そのため,単に解説を読むだけでなく,実際に話す・書く練習量も確保しやすい構成です。
PCの画面上でタイピングや発話を行う本番の環境とは異なり,紙面でのシミュレーションにはなりますが,これは市販のあらゆる書籍教材に共通する仕様です。
実際の公開テスト会場では周りの受験者の発話音声が一斉に響くため,初めて受験する方はその独特の雰囲気に圧倒されることがあります。
そうしたプレッシャーに負けないためにも,本書の模試を通じて「自分の型」を無意識に出せるレベルまで習得しておくことが有効な対策となります。
まとめ
以上,頂上制覇TOEICテストスピーキング/ライティング究極の技術のレビューでした。
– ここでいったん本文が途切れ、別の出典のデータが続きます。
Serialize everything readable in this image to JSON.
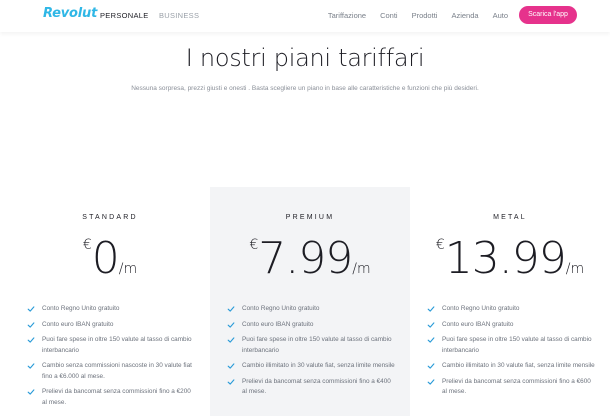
{
  "header": {
    "logo": "Revolut",
    "nav_left": [
      "PERSONALE",
      "BUSINESS"
    ],
    "nav_right": [
      "Tariffazione",
      "Conti",
      "Prodotti",
      "Azienda",
      "Auto"
    ],
    "cta": "Scarica l'app"
  },
  "title": "I nostri piani tariffari",
  "subtitle": "Nessuna sorpresa, prezzi giusti e onesti . Basta scegliere un piano in base alle caratteristiche e funzioni che più desideri.",
  "colors": {
    "accent": "#e6328c",
    "brand": "#2fb7e6",
    "check": "#2a9bd8",
    "highlight_bg": "#f3f4f6"
  },
  "plans": [
    {
      "name": "STANDARD",
      "currency": "€",
      "amount": "0",
      "per": "/m",
      "features": [
        "Conto Regno Unito gratuito",
        "Conto euro IBAN gratuito",
        "Puoi fare spese in oltre 150 valute al tasso di cambio interbancario",
        "Cambio senza commissioni nascoste in 30 valute fiat fino a €6.000 al mese.",
        "Prelievi da bancomat senza commissioni fino a €200 al mese."
      ]
    },
    {
      "name": "PREMIUM",
      "currency": "€",
      "amount": "7.99",
      "per": "/m",
      "features": [
        "Conto Regno Unito gratuito",
        "Conto euro IBAN gratuito",
        "Puoi fare spese in oltre 150 valute al tasso di cambio interbancario",
        "Cambio illimitato in 30 valute fiat, senza limite mensile",
        "Prelievi da bancomat senza commissioni fino a €400 al mese."
      ]
    },
    {
      "name": "METAL",
      "currency": "€",
      "amount": "13.99",
      "per": "/m",
      "features": [
        "Conto Regno Unito gratuito",
        "Conto euro IBAN gratuito",
        "Puoi fare spese in oltre 150 valute al tasso di cambio interbancario",
        "Cambio illimitato in 30 valute fiat, senza limite mensile",
        "Prelievi da bancomat senza commissioni fino a €600 al mese."
      ]
    }
  ]
}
各設問の攻略手順から詳細な評価ポイント,そして豊富な練習問題と2回分の模試にいたるまで,1冊の総合対策書として完成度の高い参考書です。
本書の高品質な解答例を何度も音読・暗唱して自分のテンプレートとしてストックしていくアプローチは,本番で限られた時間内に発話や英文を組み立てるための土台になります。
特にスピーキングのUnit3(応答問題)などでは,大量の質問が用意されており,これらに一つひとつ答えていくことで,自分なりの解答パターンを確立できます。
本番までに時間の猶予がある方は,まず本書を丁寧に進めることで自分のアウトプットの弱点を正確に把握し,日々の隙間時間の英語学習をより目的意識の明確なものへと変えることが可能です。
公式教材とどちらを優先すべきか迷う場合,最新形式への対応を重視するなら公式教材,設問別の考え方や日本語での戦略的な解説を重視するなら本書,という使い分けが自然です。
TOEICテストにおけるスコアアップの過程は,そのまま実際のビジネスシーンで求められる「論理的に話す・書く」ための実戦的な英語力の底上げに直結します。